Use of Digital Tools to Support Aging and Long-Term Care

 

Health Information Exchange to Improve Outcomes in Complex Older Patients
Sponsor: National Institute on Aging

It is critical to ensure that prior health information follows patients across care delivery settings in order to avoid poor outcomes from missing information. Older adults, particularly those with dementia and multimorbidity, are at disproportionate risk of poor outcomes from missing information and therefore should disproportionately benefit from efforts to increase electronic health information exchange. Our project will generate evidence that speaks to whether the nation is pursuing electronic health information exchange in ways that improve clinical outcomes for these populations and will thereby inform ongoing policy and practice-based efforts to help healthcare providers coordinate their services to older adults to optimize health status.

Health Information Exchange to Improve Outcomes in Complex Older Patients
Sponsor: National Institute on Aging

To improve information sharing across healthcare delivery organizations, there has been a substantial effort over the past eight years to promote adoption of electronic health records and the ability to share patient data between them (“health information exchange” or HIE). However, there is surprisingly little evidence about whether HIE is occurring in ways that will benefit older adults, both in terms of ensuring that the healthcare organizations that treat the same patient populations are able to engage in HIE with each other and, when they are, that they use HIE in ways that improve clinical outcomes (e.g., reduce repeat testing and hospitalization). This project will provide a national picture of the extent to which healthcare delivery organizations that routinely treat the same older patients are able to share patient information electronically with each other, and the impact of that connectivity on patient outcomes. 

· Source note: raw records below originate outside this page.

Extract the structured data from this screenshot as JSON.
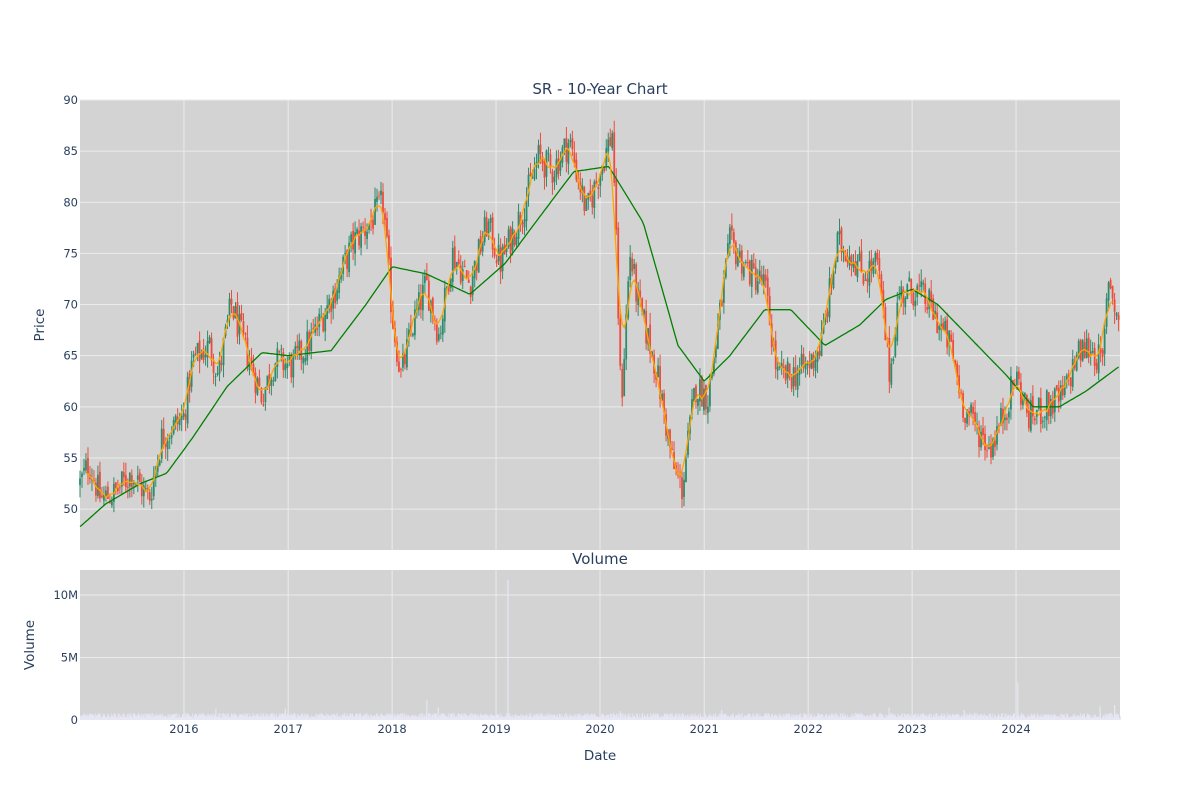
{
  "chart_data": [
    {
      "type": "candlestick",
      "title": "SR - 10-Year Chart",
      "ylabel": "Price",
      "xlabel": "",
      "ylim": [
        46,
        90
      ],
      "xlim": [
        "2015-01-01",
        "2024-12-31"
      ],
      "y_ticks": [
        50,
        55,
        60,
        65,
        70,
        75,
        80,
        85,
        90
      ],
      "x_ticks": [
        "2016",
        "2017",
        "2018",
        "2019",
        "2020",
        "2021",
        "2022",
        "2023",
        "2024"
      ],
      "grid": true,
      "colors": {
        "plot_bg": "#d3d3d3",
        "increasing": "#2e8b6b",
        "decreasing": "#ef4b3a",
        "ma_short": "#ffa500",
        "ma_long": "#008000",
        "grid": "#ebebeb"
      },
      "close_keypoints": [
        [
          "2015-01-02",
          52.5
        ],
        [
          "2015-02-01",
          54.5
        ],
        [
          "2015-03-15",
          51.0
        ],
        [
          "2015-05-01",
          51.5
        ],
        [
          "2015-07-01",
          53.5
        ],
        [
          "2015-09-01",
          51.0
        ],
        [
          "2015-10-15",
          57.0
        ],
        [
          "2015-12-31",
          59.0
        ],
        [
          "2016-02-01",
          64.5
        ],
        [
          "2016-04-01",
          66.0
        ],
        [
          "2016-05-01",
          63.0
        ],
        [
          "2016-06-15",
          70.0
        ],
        [
          "2016-08-01",
          66.0
        ],
        [
          "2016-10-01",
          61.0
        ],
        [
          "2016-11-15",
          64.5
        ],
        [
          "2017-01-15",
          64.0
        ],
        [
          "2017-04-01",
          67.0
        ],
        [
          "2017-06-15",
          71.5
        ],
        [
          "2017-08-15",
          76.0
        ],
        [
          "2017-10-15",
          78.0
        ],
        [
          "2017-12-01",
          80.0
        ],
        [
          "2018-01-01",
          69.0
        ],
        [
          "2018-02-01",
          63.0
        ],
        [
          "2018-03-15",
          68.0
        ],
        [
          "2018-05-01",
          72.0
        ],
        [
          "2018-06-15",
          67.0
        ],
        [
          "2018-08-01",
          75.0
        ],
        [
          "2018-10-01",
          72.0
        ],
        [
          "2018-12-01",
          78.0
        ],
        [
          "2019-01-15",
          74.0
        ],
        [
          "2019-04-01",
          79.0
        ],
        [
          "2019-06-01",
          84.5
        ],
        [
          "2019-07-15",
          83.0
        ],
        [
          "2019-09-15",
          86.0
        ],
        [
          "2019-11-15",
          79.0
        ],
        [
          "2020-02-15",
          87.0
        ],
        [
          "2020-03-15",
          60.0
        ],
        [
          "2020-04-15",
          75.0
        ],
        [
          "2020-05-15",
          70.0
        ],
        [
          "2020-07-15",
          64.0
        ],
        [
          "2020-09-15",
          54.0
        ],
        [
          "2020-10-15",
          52.0
        ],
        [
          "2020-12-01",
          62.0
        ],
        [
          "2021-01-15",
          61.0
        ],
        [
          "2021-04-01",
          76.0
        ],
        [
          "2021-06-15",
          73.0
        ],
        [
          "2021-08-01",
          72.0
        ],
        [
          "2021-09-15",
          63.0
        ],
        [
          "2021-11-01",
          63.0
        ],
        [
          "2022-01-01",
          64.0
        ],
        [
          "2022-02-15",
          66.0
        ],
        [
          "2022-04-15",
          76.0
        ],
        [
          "2022-06-01",
          75.0
        ],
        [
          "2022-07-15",
          73.0
        ],
        [
          "2022-09-01",
          74.0
        ],
        [
          "2022-10-15",
          63.0
        ],
        [
          "2022-11-15",
          71.0
        ],
        [
          "2023-01-15",
          71.5
        ],
        [
          "2023-03-01",
          70.0
        ],
        [
          "2023-05-15",
          66.0
        ],
        [
          "2023-07-01",
          60.0
        ],
        [
          "2023-08-15",
          58.0
        ],
        [
          "2023-10-01",
          56.0
        ],
        [
          "2023-11-15",
          59.0
        ],
        [
          "2024-01-01",
          63.0
        ],
        [
          "2024-02-15",
          59.0
        ],
        [
          "2024-04-15",
          60.0
        ],
        [
          "2024-06-15",
          61.0
        ],
        [
          "2024-08-01",
          65.0
        ],
        [
          "2024-09-15",
          66.0
        ],
        [
          "2024-11-01",
          64.0
        ],
        [
          "2024-11-20",
          73.0
        ],
        [
          "2024-12-31",
          67.5
        ]
      ],
      "ma_long_keypoints": [
        [
          "2015-01-02",
          48.3
        ],
        [
          "2015-04-01",
          50.5
        ],
        [
          "2015-08-01",
          52.5
        ],
        [
          "2015-11-01",
          53.5
        ],
        [
          "2016-02-01",
          57.0
        ],
        [
          "2016-06-01",
          62.0
        ],
        [
          "2016-10-01",
          65.3
        ],
        [
          "2017-01-01",
          65.0
        ],
        [
          "2017-06-01",
          65.5
        ],
        [
          "2017-10-01",
          70.0
        ],
        [
          "2018-01-01",
          73.7
        ],
        [
          "2018-05-01",
          73.0
        ],
        [
          "2018-10-01",
          71.0
        ],
        [
          "2019-02-01",
          74.0
        ],
        [
          "2019-06-01",
          78.5
        ],
        [
          "2019-10-01",
          83.0
        ],
        [
          "2020-02-01",
          83.5
        ],
        [
          "2020-06-01",
          78.0
        ],
        [
          "2020-10-01",
          66.0
        ],
        [
          "2021-01-01",
          62.5
        ],
        [
          "2021-04-01",
          65.0
        ],
        [
          "2021-08-01",
          69.5
        ],
        [
          "2021-11-01",
          69.5
        ],
        [
          "2022-03-01",
          66.0
        ],
        [
          "2022-07-01",
          68.0
        ],
        [
          "2022-10-01",
          70.5
        ],
        [
          "2023-01-01",
          71.5
        ],
        [
          "2023-04-01",
          70.0
        ],
        [
          "2023-08-01",
          66.5
        ],
        [
          "2023-12-01",
          63.0
        ],
        [
          "2024-03-01",
          60.0
        ],
        [
          "2024-06-01",
          60.0
        ],
        [
          "2024-09-01",
          61.5
        ],
        [
          "2024-12-31",
          64.0
        ]
      ]
    },
    {
      "type": "bar",
      "title": "Volume",
      "xlabel": "Date",
      "ylabel": "Volume",
      "ylim": [
        0,
        12000000
      ],
      "y_ticks": [
        0,
        5000000,
        10000000
      ],
      "y_tick_labels": [
        "0",
        "5M",
        "10M"
      ],
      "x_ticks": [
        "2016",
        "2017",
        "2018",
        "2019",
        "2020",
        "2021",
        "2022",
        "2023",
        "2024"
      ],
      "typical_volume": 350000,
      "spikes": [
        [
          "2016-04-20",
          900000
        ],
        [
          "2016-12-20",
          900000
        ],
        [
          "2018-05-01",
          1600000
        ],
        [
          "2018-06-10",
          1000000
        ],
        [
          "2019-02-10",
          11200000
        ],
        [
          "2020-03-10",
          700000
        ],
        [
          "2021-03-01",
          800000
        ],
        [
          "2022-10-10",
          1000000
        ],
        [
          "2023-07-01",
          800000
        ],
        [
          "2024-01-05",
          3000000
        ],
        [
          "2024-10-20",
          1100000
        ],
        [
          "2024-12-10",
          1200000
        ]
      ],
      "colors": {
        "bar": "#e6e6f5"
      }
    }
  ]
}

Implementation, Scaling and Impact of the 4Ms in an IT-enabled Healthcare System
Sponsor: The John A. Hartford Foundation

The Age-Friendly Health System (AFHS) movement aims to transform our delivery system by advancing adoption of evidence-based priorities that improve care for older adults, focusing on What Matters, Medication, Mentation, and Mobility (4Ms). Our project will used mixed methods to understand contributors to implementation and scaling of the 4Ms in four diverse health systems as well as study the impact on outcomes for older adults. 

Understanding Information Continuity and its Impact on Care for Older Adults
Sponsor: The John A. Hartford Foundation

Substantial effort over the past decade has resulted in greater electronic availability of outside records for frontline clinicians.  However, most approaches to enabling such availability require clinicians to go outside of their local EHR (e.g., by logging in to a community longitudinal record) or to go to a separate tab in their local EHR that houses outside records. Under either approach, clinician workflow is interrupted and cognitive effort is required to marry local EHR data with data available in outside records. Newer approaches seek to co-mingle local EHR data with data from outside records, such that clinicians stay within their workflow and are presented with an integrated list of encounters, lab results, problems, medications, etc. Given the substantial work required to achieve this “last mile” step of integrating data from local and outside records, it is critical to assess the impact of such integration.  We therefore undertook the first-ever study to specifically investigate whether the frequency of outside record viewing increases after such integration as well as characterize for which types of encounters, viewers, and patients any increases accrued.